Es sei es aber zunächst noch nicht möglich, alle Betroffenen wieder ans Netz zu bekommen. Das Ganze sei erst ein Anfang. Man hoffe, die Stromversorgung am späten Abend wieder vollständig hergestellt zu haben. Die Kabel müssten komplett erneuert werden.

Vom Ausfall im Südosten der Hauptstadt sind auch 2000 Gewerbebetriebe betroffen. Bei der Reparatur kämen mehrere "unglückliche Komponenten" zusammen, die man in dieser Form noch nicht gehabt habe, sagte die Sprecherin: "Die bauliche Situation lässt wenig Spielräume."

DPA

Baustelle an der Salvador-Allende-Brücke

Die Blockheizkraftwerke in Köpenick und Friedrichshagen gingen vorübergehend vom Netz. Das Kraftwerk in Friedrichshagen liefert laut Vattenfall inzwischen aber wieder Strom. Zunächst hatte es geheißen, der Ausfall könnte schon in der Nacht zu Mittwoch behoben werden.

Bei einer Bohrung bei Bauarbeiten an der gesperrten Salvador-Allende-Brücke war abgesehen vom Hauptkabel auch das Ersatzkabel beschädigt worden. Die verantwortliche Firma habe sich vorab nicht über deren Verlauf informiert, sagte die Vattenfall-Sprecherin.

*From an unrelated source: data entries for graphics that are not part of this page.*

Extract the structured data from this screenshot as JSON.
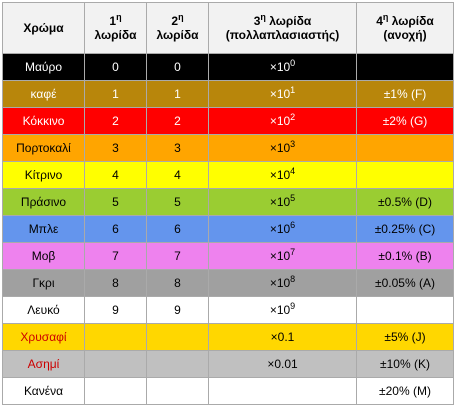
{
  "header": {
    "color": "Χρώμα",
    "band1_num": "1",
    "band1_sup": "η",
    "band1_word": "λωρίδα",
    "band2_num": "2",
    "band2_sup": "η",
    "band2_word": "λωρίδα",
    "band3_num": "3",
    "band3_sup": "η",
    "band3_word": "λωρίδα",
    "band3_note": "(πολλαπλασιαστής)",
    "band4_num": "4",
    "band4_sup": "η",
    "band4_word": "λωρίδα",
    "band4_note": "(ανοχή)"
  },
  "rows": [
    {
      "name": "Μαύρο",
      "b1": "0",
      "b2": "0",
      "mult_base": "×10",
      "mult_exp": "0",
      "tol": "",
      "bg": "#000000",
      "name_color": "#ffffff",
      "text_color": "#ffffff"
    },
    {
      "name": "καφέ",
      "b1": "1",
      "b2": "1",
      "mult_base": "×10",
      "mult_exp": "1",
      "tol": "±1% (F)",
      "bg": "#b8860b",
      "name_color": "#ffffff",
      "text_color": "#ffffff"
    },
    {
      "name": "Κόκκινο",
      "b1": "2",
      "b2": "2",
      "mult_base": "×10",
      "mult_exp": "2",
      "tol": "±2% (G)",
      "bg": "#ff0000",
      "name_color": "#ffffff",
      "text_color": "#ffffff"
    },
    {
      "name": "Πορτοκαλί",
      "b1": "3",
      "b2": "3",
      "mult_base": "×10",
      "mult_exp": "3",
      "tol": "",
      "bg": "#ffa500",
      "name_color": "#000000",
      "text_color": "#000000"
    },
    {
      "name": "Κίτρινο",
      "b1": "4",
      "b2": "4",
      "mult_base": "×10",
      "mult_exp": "4",
      "tol": "",
      "bg": "#ffff00",
      "name_color": "#000000",
      "text_color": "#000000"
    },
    {
      "name": "Πράσινο",
      "b1": "5",
      "b2": "5",
      "mult_base": "×10",
      "mult_exp": "5",
      "tol": "±0.5% (D)",
      "bg": "#9acd32",
      "name_color": "#000000",
      "text_color": "#000000"
    },
    {
      "name": "Μπλε",
      "b1": "6",
      "b2": "6",
      "mult_base": "×10",
      "mult_exp": "6",
      "tol": "±0.25% (C)",
      "bg": "#6495ed",
      "name_color": "#000000",
      "text_color": "#000000"
    },
    {
      "name": "Μοβ",
      "b1": "7",
      "b2": "7",
      "mult_base": "×10",
      "mult_exp": "7",
      "tol": "±0.1% (B)",
      "bg": "#ee82ee",
      "name_color": "#000000",
      "text_color": "#000000"
    },
    {
      "name": "Γκρι",
      "b1": "8",
      "b2": "8",
      "mult_base": "×10",
      "mult_exp": "8",
      "tol": "±0.05% (A)",
      "bg": "#a0a0a0",
      "name_color": "#000000",
      "text_color": "#000000"
    },
    {
      "name": "Λευκό",
      "b1": "9",
      "b2": "9",
      "mult_base": "×10",
      "mult_exp": "9",
      "tol": "",
      "bg": "#ffffff",
      "name_color": "#000000",
      "text_color": "#000000"
    },
    {
      "name": "Χρυσαφί",
      "b1": "",
      "b2": "",
      "mult_base": "×0.1",
      "mult_exp": "",
      "tol": "±5% (J)",
      "bg": "#ffd700",
      "name_color": "#cc0000",
      "text_color": "#000000"
    },
    {
      "name": "Ασημί",
      "b1": "",
      "b2": "",
      "mult_base": "×0.01",
      "mult_exp": "",
      "tol": "±10% (K)",
      "bg": "#c0c0c0",
      "name_color": "#cc0000",
      "text_color": "#000000"
    },
    {
      "name": "Κανένα",
      "b1": "",
      "b2": "",
      "mult_base": "",
      "mult_exp": "",
      "tol": "±20% (M)",
      "bg": "#ffffff",
      "name_color": "#000000",
      "text_color": "#000000"
    }
  ]
}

Tausende Menschen mussten deswegen bei weniger als zehn Grad Außentemperatur eine Nacht im Dunklen und Kalten verbringen. Am Mittwoch öffneten fünf Schulen, bei denen es noch Strom gab, ihre Türen für betroffene Bürger. Diese konnten sich dort aufwärmen oder beispielsweise ihre Handys aufladen.

Die Köpenicker Altstadt war fast menschenleer, die meisten Läden und Restaurants blieben geschlossen. Einige Straßenbahnen konnten nicht fahren. Auch das Krankenhaus Köpenick liegt in dem betroffenen Gebiet. Feuerwehr und Technisches Hilfswerk richteten eine zusätzliche Notstromversorgung ein.